Qui juge les conflits avec l’administration ?

Lorsqu'un particulier entre en conflit avec l’administration, le litige doit être porté devant l’une des juridictions administratives : le tribunal administratif, la cour administrative d’appel ou le Conseil d’État. Des juridictions européennes peuvent trancher certains litiges.

Que sont les tribunaux administratifs et les cours administratives d’appel ?

Les 42 tribunaux administratifs, créés en 1953, sont les juridictions de première instance de droit commun du contentieux administratif. Quand aucun texte n’en dispose autrement, ils sont compétents pour régler les litiges opposant les particuliers aux personnes morales de droit public dont le siège est situé dans leur ressort.

En 2019, les tribunaux administratifs ont rendu 223 229 jugements dans un délai moyen de 9,3 mois.

Les huit cours administratives d’appel (CAA) ont été créées en 1987 pour diminuer l'activité du Conseil d’État. Elles sont saisies des appels des jugements rendus par les tribunaux administratifs.

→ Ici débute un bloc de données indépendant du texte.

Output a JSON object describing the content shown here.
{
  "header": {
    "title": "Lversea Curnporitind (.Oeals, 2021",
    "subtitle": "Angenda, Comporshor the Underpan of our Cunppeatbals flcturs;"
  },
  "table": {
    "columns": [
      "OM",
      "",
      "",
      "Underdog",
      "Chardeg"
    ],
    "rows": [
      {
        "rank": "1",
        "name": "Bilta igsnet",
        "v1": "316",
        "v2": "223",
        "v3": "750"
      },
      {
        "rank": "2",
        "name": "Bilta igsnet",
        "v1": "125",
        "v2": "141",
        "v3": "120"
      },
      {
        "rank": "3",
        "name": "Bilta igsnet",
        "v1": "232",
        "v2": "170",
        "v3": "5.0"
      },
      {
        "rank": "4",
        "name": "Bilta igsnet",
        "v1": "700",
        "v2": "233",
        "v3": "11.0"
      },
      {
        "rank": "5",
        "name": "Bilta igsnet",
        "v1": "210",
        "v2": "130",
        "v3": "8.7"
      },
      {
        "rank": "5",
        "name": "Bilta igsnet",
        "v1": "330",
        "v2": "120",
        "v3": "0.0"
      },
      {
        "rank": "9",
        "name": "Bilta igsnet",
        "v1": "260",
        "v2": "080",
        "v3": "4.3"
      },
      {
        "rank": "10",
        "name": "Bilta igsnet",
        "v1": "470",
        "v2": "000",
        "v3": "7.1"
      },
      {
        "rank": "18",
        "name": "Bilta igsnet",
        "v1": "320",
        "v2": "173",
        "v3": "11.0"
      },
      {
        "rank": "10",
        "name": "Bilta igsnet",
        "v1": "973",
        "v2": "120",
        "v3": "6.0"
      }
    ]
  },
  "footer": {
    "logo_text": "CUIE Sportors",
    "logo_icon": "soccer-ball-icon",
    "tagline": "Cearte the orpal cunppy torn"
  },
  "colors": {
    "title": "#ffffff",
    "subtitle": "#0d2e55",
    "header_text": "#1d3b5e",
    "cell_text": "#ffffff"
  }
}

Dans certains cas, elles peuvent statuer directement : appel contre les décisions prises par la Commission nationale d’aménagement commercial, par exemple.

Afin de limiter l’encombrement de ces juridictions, le gouvernement a réduit, en 2003, la possibilité de faire appel dans certains domaines et imposé aux justiciables l’obligation d’avoir recours au ministère d’avocat dans la quasi-totalité des contentieux devant la cour administrative d’appel.

En 2019, les cours administratives d’appel ont rendu 34 260 jugements dans un délai moyen de 10,8 mois.

Quel est le rôle du Conseil d’État ?

Le Conseil d’État constitue la juridiction suprême de l’ordre administratif. Il est juge de cassation des décisions prises par les autres juridictions administratives. Il s’assure de la correcte application et interprétation de la loi par les juridictions du fond, sans procéder à une nouvelle analyse des faits à l’origine du litige.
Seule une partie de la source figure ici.